On Wednesday, Google announced that while Panda will still continue to evolve and update, that it will no longer be pushed out manually and messaged out ahead of time. From this point on, it will be on an ongoing rolling schedule and will most likely have smaller, gradual updates as needed. With this, it sounds like a majority of the major goals and algorithm changes that Panda was originally designed to target have been met, and will now become tweaked and refined in coordination with other algorithm changes. This also means that for webmasters who may suddenly see a drop in search rankings and traffic from here on out, they will no longer have an announced change to use in their analysis.

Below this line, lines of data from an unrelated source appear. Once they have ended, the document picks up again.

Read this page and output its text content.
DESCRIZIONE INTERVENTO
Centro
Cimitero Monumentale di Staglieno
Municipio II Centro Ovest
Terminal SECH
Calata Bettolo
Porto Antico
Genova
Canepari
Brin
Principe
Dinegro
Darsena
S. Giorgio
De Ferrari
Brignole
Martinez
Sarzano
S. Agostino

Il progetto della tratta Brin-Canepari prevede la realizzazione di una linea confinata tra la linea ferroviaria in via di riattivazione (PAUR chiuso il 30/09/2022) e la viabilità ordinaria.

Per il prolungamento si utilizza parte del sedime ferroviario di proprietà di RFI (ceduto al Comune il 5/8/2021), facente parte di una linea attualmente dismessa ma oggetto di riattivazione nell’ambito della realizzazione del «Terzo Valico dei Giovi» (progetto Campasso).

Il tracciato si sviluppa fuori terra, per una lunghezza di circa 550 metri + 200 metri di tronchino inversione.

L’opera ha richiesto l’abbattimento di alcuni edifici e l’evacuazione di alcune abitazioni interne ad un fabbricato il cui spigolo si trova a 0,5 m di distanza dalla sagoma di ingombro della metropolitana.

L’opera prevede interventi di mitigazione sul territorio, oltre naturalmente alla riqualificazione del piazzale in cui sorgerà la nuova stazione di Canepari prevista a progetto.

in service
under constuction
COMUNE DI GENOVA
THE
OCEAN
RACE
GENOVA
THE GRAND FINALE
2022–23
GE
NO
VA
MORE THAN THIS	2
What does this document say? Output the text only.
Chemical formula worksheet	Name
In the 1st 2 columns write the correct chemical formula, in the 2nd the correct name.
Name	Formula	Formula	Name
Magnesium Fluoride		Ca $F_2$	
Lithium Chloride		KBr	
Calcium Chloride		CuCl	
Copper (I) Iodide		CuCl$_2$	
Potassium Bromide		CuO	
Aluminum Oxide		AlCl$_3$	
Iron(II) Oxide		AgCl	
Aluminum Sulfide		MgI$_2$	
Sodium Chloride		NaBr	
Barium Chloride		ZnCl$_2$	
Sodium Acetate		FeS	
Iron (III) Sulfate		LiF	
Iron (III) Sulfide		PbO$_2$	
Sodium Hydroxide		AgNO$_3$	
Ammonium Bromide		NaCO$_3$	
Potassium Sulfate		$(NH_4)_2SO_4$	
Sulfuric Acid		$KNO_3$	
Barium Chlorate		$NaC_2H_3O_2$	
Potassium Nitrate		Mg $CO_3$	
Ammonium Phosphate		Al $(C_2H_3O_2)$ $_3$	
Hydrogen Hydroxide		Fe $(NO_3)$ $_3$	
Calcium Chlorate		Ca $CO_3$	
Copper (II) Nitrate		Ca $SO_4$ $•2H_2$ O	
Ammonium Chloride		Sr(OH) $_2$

The Penguin update, which first launched a little under a year ago, is designed to target and penalize websites that have been using linkbuilding practices that go against Google’s terms of agreement such as link farms, spam comments and paid advertorial links and content. Penguin updates have been come much less frequently but have had major impacts on websites and have resulted in a new niche industry for agencies to clean up websites’ link portfolios and Google creation a link disavow tool in Webmaster Tools.
On Monday, Matt Cutts announced that a new and very significant Penguin update would be released later this year. While he didn’t provide any specifics, he did say that the update the search quality team is working on will become one of the more talked about updates by the SEO industry this year. In anticipation of this, websites should be taking a very close look at their current link portfolio and cleaning it up as much as possible so as to not be hit when this update is pushed out.
As part of the Penguin announcement, Cutts also mentioned that Google has and continues to combat link networks, with several large networks already targeted for 2013.
Remember, more so than ever, that original and engaging content and targeted quality links is the name of the search game. Keep that in mind, and you’re already one step ahead of the competition.